C has no references.

int fun(int a) {
    a = 0;
}

int main() {
    int arr[5] = {2, 3, 4, 5, 6};
    fun(arr[2]);

    printf("%d\n", arr[2]); //prints 4
    return 0;
}

You can pass a pointer (still passes to the function by value, but that value is the address of the value you are interested in).

int fun(int *a) {
    *a = 0;
}

int main() {
    int arr[5] = {2, 3, 4, 5, 6};
    fun(&arr[2]);

    printf("%d\n", arr[2]); //prints 0
    return 0;
}

I have a suspicion you meant C++. In that case, the function's signature determines whether it is passed by reference.

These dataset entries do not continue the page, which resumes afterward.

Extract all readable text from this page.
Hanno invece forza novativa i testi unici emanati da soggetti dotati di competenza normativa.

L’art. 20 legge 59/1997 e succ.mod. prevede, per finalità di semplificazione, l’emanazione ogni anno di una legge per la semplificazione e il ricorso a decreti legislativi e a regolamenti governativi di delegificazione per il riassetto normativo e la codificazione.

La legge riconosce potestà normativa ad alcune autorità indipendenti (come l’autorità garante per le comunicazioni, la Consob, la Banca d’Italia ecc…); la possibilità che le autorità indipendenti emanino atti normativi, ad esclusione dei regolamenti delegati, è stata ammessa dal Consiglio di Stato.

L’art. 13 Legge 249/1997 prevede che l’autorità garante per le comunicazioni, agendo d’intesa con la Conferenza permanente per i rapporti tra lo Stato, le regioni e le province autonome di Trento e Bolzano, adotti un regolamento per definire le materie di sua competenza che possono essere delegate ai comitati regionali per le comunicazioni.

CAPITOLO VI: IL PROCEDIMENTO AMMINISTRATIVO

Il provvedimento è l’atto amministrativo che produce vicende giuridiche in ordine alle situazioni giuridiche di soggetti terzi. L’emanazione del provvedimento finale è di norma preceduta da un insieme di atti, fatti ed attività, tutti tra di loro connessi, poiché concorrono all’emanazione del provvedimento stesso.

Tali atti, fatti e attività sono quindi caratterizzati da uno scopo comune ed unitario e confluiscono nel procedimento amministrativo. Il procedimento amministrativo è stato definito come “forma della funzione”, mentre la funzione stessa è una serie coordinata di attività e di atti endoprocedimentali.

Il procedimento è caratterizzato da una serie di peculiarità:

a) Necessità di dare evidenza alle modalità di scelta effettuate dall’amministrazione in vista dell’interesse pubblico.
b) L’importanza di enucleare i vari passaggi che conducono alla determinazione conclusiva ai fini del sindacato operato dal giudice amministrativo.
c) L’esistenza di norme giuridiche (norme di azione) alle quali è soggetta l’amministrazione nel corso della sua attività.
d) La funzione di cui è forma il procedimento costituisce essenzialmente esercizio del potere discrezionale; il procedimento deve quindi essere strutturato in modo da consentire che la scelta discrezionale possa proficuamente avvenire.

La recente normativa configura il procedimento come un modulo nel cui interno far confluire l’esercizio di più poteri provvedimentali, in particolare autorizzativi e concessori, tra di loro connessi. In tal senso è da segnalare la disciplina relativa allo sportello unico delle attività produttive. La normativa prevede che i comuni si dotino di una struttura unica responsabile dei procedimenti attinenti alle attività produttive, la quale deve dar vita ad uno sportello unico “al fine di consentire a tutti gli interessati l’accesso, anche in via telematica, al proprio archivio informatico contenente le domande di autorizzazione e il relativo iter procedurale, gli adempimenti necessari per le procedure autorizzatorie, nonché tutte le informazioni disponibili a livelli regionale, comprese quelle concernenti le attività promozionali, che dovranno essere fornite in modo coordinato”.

int fun(int &a) { //by reference, because of &
    *a = 0;
}

int main() {
    int arr[5] = {2, 3, 4, 5, 6};
    fun(arr[2]);

    printf("%d\n", arr[2]); //prints 0
    return 0;
}

You question is tagged with c so I will answer in that context:

In the C language, there is no pass-by-reference. We can achieve a similar result as pass-by-reference by passing pointers.

That being said, if you're not passing a pointer to a function, then you're not changing the value within the calling scope.

void func(int a)
{
    a = a * 2; // value of a within the calling scope does not change (pass-by-value)
}

void func2(int *a)
{
    *a = (*a) * 2; // value pointed to by a is changed within the calling scope
}

In C arrays are passed as a pointer to the first element. They are the only element that is not really passed by value (the pointer is passed by value, but the array is not copied). That allows the called function to modify the contents.

When we pass any array as an argument what matters is how we are handling it in the called function. If you are getting the address of the passed value(*val) then it will behave as Pass by reference and if you are getting the value directly in a variable as (val) then it will behave like a pass by value.